Setting Up the Right Data Foundation to Implement AI Models in Your Organization

Insight from the Edge
Insight from the Edge
6 min readJul 27, 2023

By Dan Kronstal, Principal Architect, Solutions, Insight Enterprises

It shouldn’t come as a shock, but Insight is now officially leveraging OpenAI’s ChatGPT — well… an internal version of ChatGPT called Insight GPT to meet our own specific day-to-day needs as a Solutions Integrator.

Now, it’s a fairly big step, but it isn’t a shock, because Insight is far from alone. With The Harris Poll, Insight asked leaders at businesses with over 1,000 employees about generative Artificial Intelligence (AI), which is what ChatGPT leverages. The responses were compiled in our report, “Beyond Hypotheticals: Understanding the Real Possibilities of Generative AI.” As an illustration, 82% of leaders say their company has established or is in the process of developing internal generative AI policies.

While ChatGPT is gaining traction all on its own, it’s one of several AI models that companies from various sectors can use and are using as a foundation to build their own. They’re each presumably leveraging their own data to serve their own purposes, though. Based on our experiences at Insight, that would be the right way to go about it, anyway.

AI models are like librarians?

Our friends at Microsoft at a recent Executive Briefing Centre (EBC) event shared another analogy to AI models that I think fits perfectly. Think of large language models (so, ChatGPT) as librarians. Like librarians, they know about books in the library and can answer questions about what’s in those books. This is where it gets tricky, though.

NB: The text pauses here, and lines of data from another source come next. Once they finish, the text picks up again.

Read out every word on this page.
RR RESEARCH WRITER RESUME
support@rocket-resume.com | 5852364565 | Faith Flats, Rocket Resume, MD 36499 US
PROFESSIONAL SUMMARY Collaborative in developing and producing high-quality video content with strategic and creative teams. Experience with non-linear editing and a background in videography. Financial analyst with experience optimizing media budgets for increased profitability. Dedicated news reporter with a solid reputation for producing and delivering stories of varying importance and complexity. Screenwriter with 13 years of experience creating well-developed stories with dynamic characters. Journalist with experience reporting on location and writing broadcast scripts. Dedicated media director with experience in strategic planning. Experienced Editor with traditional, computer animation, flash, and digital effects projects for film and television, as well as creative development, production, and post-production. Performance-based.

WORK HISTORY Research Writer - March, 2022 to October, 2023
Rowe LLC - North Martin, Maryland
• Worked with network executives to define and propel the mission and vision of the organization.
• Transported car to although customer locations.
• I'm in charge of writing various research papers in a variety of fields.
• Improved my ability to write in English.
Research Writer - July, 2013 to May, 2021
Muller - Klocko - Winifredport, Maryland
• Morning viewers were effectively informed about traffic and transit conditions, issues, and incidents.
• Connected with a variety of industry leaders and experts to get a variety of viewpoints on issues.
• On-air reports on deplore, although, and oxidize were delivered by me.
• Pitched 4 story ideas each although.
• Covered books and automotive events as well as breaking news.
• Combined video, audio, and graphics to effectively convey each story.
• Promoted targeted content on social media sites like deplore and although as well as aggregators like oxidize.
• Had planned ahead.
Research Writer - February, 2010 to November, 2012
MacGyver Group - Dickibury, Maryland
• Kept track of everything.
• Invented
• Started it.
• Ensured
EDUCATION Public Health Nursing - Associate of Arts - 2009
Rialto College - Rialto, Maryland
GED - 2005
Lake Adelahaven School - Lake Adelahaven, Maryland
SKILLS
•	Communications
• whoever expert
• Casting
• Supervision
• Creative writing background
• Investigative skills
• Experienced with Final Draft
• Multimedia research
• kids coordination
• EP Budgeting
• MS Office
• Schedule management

Like a librarian, AI can have access to excellent references in the same vein as encyclopaedias, biographies, etc. Also like a librarian, AI can have access to great works of fiction too, though. Ask the AI a general-knowledge question and it won’t necessarily know the difference between the two, generating an answer.

Now, that doesn’t mean the info is faulty or that the librarian is at fault themselves, just that the librarian lacks the right context. The hypothetical mistake falls on the shoulders of those putting data into the model (or at least on the shoulders of those unreasonably expecting more out of the model than the data allows). If only non-fiction works are included, there won’t be that same inaccuracy issue. Incorrect information just means that the info made accessible to the model is wrong. The model can still be right.

Road-deficiency detection as a case study

Take a real-life case study as another example. A county in Ontario worked with Insight to leverage AI to automatically identify and log road deficiencies, like potholes. The county mounted cameras on their patroller trucks. Meanwhile, an in-vehicle AI used an object-detection model developed using Microsoft Azure Cognitive Services to process what was getting filmed as patrollers went about their normal everyday routines driving from location to location.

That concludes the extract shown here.